By far the most common reaction among my friends and colleagues -- and even from me -- has been some variation on rethinking decisions to ask loved ones to "pull the plug" on them if they ever entered a PVS. It's as if all of the concerns around quality of life, expense and misery for caregivers, and loss of both cognition and identity fly out the window at the first sign that a PVS may not have to be so persistent. But people entering a vegetative state do so because of serious trauma -- you don't come out of that fit and ready for work. It's entirely possible that issues around quality of life, expense and misery, etc., could end up being at least as great if not greater once someone comes out of a vegetative state. I'm not saying don't use zolpidem or anything of the kind, only that making choices like this requires a realistic appraisal of the situation.
I've seen a couple of sites linking to my piece (or the BoingBoing entry) that specifically call out the Terry Schiavo case as a situation in which knowledge of this potential treatment would have made a difference. Sadly, it wouldn't have: Schiavo's brain tissue was so thoroughly atrophied that there would have been little for the zolpidem to stimulate. If anything, the Schiavo case is a powerful reminder that zolpidem and the inevitable follow-on treatments won't work on every patient. Initially, it might appear that in such cases there would be no reason not to try the drug anyway, just in case -- but that could well lead to a nightmare scenario where the patient is "conscious" in the sense of responsive to noise, touch and other external stimuli (so clearly no longer technically in a vegetative state) but utterly without cognitive function, memories or any other sign of the previous identity. If all that is left is the lower brain function, is this person still alive? Is he or she still the person we knew, just because he or she once lived in that body?

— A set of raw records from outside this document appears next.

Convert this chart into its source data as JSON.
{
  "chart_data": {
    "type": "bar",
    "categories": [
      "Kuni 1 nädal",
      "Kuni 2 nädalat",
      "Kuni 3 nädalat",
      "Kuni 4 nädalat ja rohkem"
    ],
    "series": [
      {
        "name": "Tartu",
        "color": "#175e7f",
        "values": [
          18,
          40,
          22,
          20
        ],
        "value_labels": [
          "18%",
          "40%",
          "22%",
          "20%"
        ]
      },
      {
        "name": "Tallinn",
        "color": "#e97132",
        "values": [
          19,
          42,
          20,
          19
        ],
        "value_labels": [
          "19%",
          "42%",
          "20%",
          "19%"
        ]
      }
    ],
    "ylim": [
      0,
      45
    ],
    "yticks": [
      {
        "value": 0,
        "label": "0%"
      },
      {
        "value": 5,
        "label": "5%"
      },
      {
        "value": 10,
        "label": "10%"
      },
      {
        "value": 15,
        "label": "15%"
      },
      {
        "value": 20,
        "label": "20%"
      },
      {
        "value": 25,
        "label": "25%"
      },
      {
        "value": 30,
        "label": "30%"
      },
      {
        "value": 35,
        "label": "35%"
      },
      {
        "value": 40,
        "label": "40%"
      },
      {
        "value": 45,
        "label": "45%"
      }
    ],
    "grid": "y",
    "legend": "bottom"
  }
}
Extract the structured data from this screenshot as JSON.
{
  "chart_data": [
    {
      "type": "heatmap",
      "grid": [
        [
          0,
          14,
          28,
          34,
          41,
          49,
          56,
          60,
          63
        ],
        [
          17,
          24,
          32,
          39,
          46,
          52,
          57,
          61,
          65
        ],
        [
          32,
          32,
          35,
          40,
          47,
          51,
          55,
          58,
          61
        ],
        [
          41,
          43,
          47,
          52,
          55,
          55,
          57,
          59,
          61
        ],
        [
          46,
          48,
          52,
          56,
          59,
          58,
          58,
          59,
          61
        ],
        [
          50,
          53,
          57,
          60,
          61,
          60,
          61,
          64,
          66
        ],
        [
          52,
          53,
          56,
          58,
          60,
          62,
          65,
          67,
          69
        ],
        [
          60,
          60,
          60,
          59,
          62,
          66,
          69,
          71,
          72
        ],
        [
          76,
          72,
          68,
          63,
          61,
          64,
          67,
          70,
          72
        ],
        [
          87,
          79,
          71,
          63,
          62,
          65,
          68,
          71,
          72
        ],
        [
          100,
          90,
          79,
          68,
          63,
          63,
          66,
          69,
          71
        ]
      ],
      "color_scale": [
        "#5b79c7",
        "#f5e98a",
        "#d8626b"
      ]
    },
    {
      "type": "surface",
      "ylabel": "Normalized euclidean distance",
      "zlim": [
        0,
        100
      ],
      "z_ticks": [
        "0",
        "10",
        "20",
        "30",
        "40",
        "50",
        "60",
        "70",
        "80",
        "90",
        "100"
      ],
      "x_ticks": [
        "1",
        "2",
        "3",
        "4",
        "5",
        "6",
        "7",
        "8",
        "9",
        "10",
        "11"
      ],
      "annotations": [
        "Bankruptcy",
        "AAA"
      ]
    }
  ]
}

For those of us who believe that people should have a right to end their own suffering -- or to authorize a loved one to carry out those wishes, if necessary -- the accidental success of this treatment opens up big questions around what constitutes brain death. If a doctor administers zolpidem and reawakens a PVS patient into functional awareness, that's wonderful. If the zolpidem doesn't work, what then? It may be that (say) prozac or xanax has the right chemical trigger to stimulate brain activity in some of the remaining people; how many caregivers would be able to allow a loved one to die with some measure of dignity if such a treatment seemed tantalizingly possible? How many PVS patients will remain unconscious for years to come, well after family might have otherwise agreed to let them pass on, because of the chance that a new drug might help?
Some people have described the ability for a cheap sleeping pill to awaken people thought to be lost as miraculous. But too often, miracles can be accompanied by lasting pain and regret.